A recent piece by Isaac Kaplan in Artsy claims "The Way We Judge Humanities Professors Is Broken—This Initiative Could Fix It." The initiative in question, HuMetricsHSS, is the brainchild of a team of academics and researchers. By this point, you can probably guess where it's getting some of its funding.

The initiative aims to fix a specific problem in academia. According to Kaplan, professors of the humanities are evaluated according to criteria generally developed for the hard sciences. Yet, these criteria don't ascribe meaningful value to published work.

Here's an example.

A professor publishes work. Currently, one of the metrics that most impacts an academic’s institutional standing is the number of citations the work receives, creating the false impression that "more citations" equals greater value. As Kaplan notes, an academic may simply publish an "extremely provocative" piece rather than one that is truly valuable.

And so HuMetricsHSS wants to develop a metrics framework from values. These values include equity, openness, collegiality, quality and community.
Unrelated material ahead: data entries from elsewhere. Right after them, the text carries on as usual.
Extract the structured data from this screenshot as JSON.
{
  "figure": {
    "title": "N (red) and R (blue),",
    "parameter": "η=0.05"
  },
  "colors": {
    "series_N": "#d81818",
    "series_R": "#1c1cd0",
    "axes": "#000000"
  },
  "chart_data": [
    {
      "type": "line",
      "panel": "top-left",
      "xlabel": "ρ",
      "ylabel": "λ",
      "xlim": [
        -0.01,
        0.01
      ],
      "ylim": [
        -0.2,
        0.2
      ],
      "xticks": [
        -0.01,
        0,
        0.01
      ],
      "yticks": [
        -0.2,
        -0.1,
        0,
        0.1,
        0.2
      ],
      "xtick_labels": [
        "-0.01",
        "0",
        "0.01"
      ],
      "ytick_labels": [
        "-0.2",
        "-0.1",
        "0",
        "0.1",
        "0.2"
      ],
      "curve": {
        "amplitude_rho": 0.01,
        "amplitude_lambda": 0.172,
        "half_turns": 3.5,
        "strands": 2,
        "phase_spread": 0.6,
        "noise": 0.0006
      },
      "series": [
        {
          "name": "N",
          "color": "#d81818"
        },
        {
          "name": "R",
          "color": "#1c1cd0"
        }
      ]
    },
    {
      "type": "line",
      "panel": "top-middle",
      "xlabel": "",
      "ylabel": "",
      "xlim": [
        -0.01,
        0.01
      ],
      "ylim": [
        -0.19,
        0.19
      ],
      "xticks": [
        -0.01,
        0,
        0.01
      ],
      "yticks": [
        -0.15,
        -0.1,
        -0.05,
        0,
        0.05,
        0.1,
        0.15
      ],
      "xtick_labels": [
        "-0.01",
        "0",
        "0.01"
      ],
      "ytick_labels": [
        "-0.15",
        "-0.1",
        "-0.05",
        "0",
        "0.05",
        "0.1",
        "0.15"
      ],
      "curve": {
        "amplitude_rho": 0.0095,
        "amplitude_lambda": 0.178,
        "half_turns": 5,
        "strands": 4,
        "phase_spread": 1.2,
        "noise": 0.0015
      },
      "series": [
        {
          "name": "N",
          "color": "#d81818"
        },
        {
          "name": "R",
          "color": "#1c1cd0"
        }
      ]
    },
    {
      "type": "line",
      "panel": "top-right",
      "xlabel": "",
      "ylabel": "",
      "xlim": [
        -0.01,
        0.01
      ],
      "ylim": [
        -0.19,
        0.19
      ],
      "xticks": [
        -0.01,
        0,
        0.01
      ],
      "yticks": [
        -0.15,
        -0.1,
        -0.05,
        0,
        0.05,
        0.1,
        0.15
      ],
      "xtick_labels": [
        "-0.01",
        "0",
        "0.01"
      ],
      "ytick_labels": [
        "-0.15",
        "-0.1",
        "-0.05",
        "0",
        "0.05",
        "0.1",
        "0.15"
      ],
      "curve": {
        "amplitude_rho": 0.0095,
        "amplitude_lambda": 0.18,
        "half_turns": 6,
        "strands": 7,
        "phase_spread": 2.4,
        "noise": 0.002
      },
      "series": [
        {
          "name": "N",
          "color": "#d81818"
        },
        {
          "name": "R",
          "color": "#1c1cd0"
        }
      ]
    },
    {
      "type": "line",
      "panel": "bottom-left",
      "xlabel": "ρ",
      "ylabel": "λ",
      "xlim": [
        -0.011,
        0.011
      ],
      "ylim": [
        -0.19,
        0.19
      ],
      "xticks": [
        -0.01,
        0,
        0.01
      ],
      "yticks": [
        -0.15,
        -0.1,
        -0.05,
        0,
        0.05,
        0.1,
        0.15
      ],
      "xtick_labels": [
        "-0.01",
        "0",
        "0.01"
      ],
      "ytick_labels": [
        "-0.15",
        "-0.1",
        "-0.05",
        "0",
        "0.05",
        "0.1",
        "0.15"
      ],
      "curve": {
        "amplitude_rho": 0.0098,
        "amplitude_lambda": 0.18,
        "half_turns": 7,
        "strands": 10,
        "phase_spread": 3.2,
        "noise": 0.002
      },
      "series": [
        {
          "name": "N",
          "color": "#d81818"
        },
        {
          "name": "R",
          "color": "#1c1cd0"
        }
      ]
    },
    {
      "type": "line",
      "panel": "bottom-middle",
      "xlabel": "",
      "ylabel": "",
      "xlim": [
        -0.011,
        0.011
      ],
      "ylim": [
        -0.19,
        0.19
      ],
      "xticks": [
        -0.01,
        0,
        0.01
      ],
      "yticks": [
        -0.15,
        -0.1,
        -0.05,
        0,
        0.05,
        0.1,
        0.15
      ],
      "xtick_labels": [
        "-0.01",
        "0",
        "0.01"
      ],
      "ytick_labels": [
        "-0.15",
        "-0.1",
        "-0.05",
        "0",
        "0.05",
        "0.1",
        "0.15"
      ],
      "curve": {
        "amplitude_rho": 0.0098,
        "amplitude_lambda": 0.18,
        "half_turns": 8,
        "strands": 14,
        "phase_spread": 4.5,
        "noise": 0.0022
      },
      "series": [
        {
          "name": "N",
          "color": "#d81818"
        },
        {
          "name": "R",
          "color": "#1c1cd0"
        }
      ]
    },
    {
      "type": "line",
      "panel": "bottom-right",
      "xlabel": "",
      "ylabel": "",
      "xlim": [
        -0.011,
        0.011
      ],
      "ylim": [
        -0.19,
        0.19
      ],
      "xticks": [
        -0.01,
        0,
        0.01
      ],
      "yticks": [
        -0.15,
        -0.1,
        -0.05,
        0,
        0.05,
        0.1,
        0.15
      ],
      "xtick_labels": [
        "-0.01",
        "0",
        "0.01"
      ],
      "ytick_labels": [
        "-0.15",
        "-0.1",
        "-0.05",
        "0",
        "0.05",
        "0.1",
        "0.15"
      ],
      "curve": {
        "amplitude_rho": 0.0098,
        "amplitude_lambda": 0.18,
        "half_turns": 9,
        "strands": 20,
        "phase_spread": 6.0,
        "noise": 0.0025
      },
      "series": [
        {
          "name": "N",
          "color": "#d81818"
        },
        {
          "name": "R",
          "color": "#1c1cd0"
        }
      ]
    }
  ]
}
While I won't go much further into the nuts and bolts of their approach, I would like to underscore two related points.

First, we see this challenge in the arts world as organizations attempt to measure engagement. It can be a subjective thing, and measurement for measurement's sake doesn't always convey the true scope and depth of an arts experience. The folks behind HuMetricsHSS are aware of this, which brings me to my second point.

Their task won't be easy. The current measurement system is deeply ingrained across academia, and change, as we know, is hard. And yet I'd argue that this is precisely why Mellon helped to fund the project in the first place. 

Step back and view these recent gifts from a higher altitude, and Mellon's larger, more holistic approach toward the humanities comes into focus. Whether using the humanities to engage communities or re-imagining how humanities professors are assessed, each seemingly stand-alone initiative fits into a larger and interconnected framework.

I even went so far as to give it a name last year: Mellon's "Humanities Vision Wheel." It didn't catch on.